There are about five particular moments that stick out in my mind and gave me that tingle of goosebumps down my spine when I saw them for the first time. The first is the introduction to Hobbiton. After the somewhat awkward prologue, I was beginning to have my doubts to whether the movie would live up to the book. But the movie surprised me. Hobbiton is perfect. The houses have flower patches and old fences, the roads look worn and made through decades of travel, and the Old Mill spins with the laziness of a quiet town. Every color is vibrant and every moment looks as through it was taken out of a picture book. Although I still don't agree with the particular look of the Hobbits, I believe everything else in Hobbiton is worthy of Tolkien's words.

The second moment comes after Frodo's awakening in Rivendell, and the third, during the exploration of the Halls of Moria. In both moments, the camera pans away from the characters and outward into a static shot of their surroundings. The moments make us feel like we're turning our heads and gazing at the world around us just as the characters do. The golden waterfalls of the elven city mark an interesting contrast with the dark halls of the dwarfish mines, but each are inspiring in their own ways and add to feeling of being engaged in a living world.

My other favorite moments come during the exploration of Lothlorien and the passage down the Anduin.

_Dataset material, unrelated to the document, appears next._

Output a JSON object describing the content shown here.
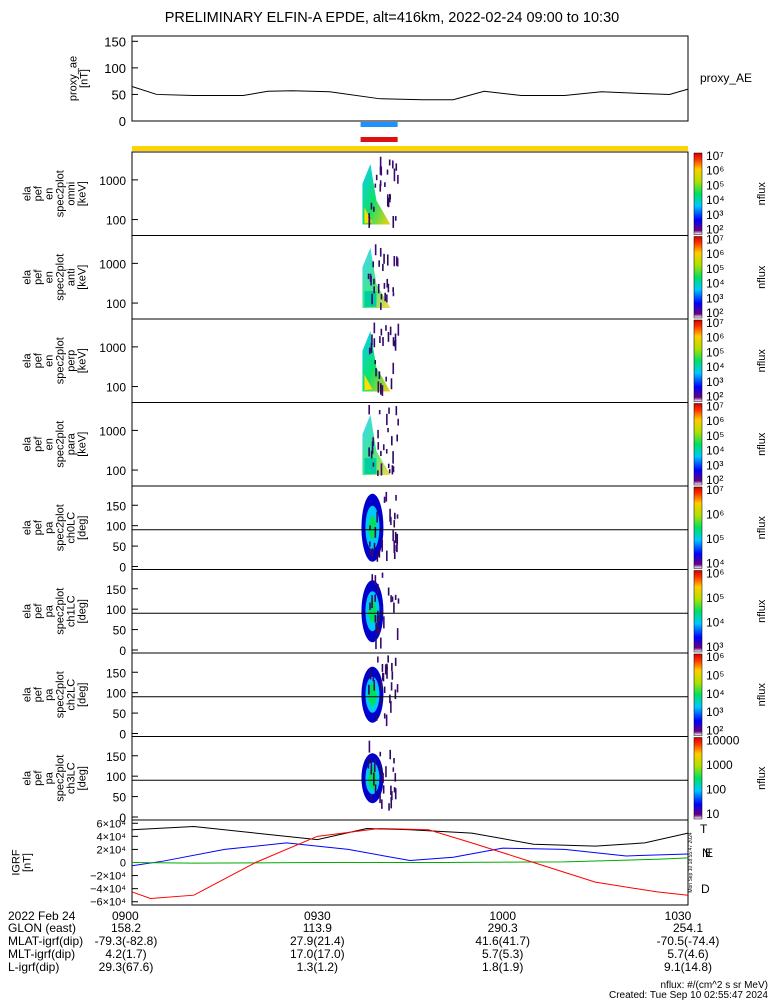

And while I won't go into detail about the scenes, since they really should be experienced without any prior expectations, they are monuments in imaginative cinema. 'The Fellowship of the Ring' is one of those rare movies that I always wish I could reexperience for the first time. Unfortunately, Jackson turned away from exploring Middle Earth in his next two movies, and instead, turned to fighting and warfare. He seems to take a lot of pride in the love story and battle sequences he created in 'The Two Towers' and 'The Return of the King,' but it is was in his first movie when he really got it right. In 'The Fellowship of the Ring,' it's okay if the characters are uninteresting and have silly dialogue. Middle Earth is the star, and the characters are the ones seeing it for the first time.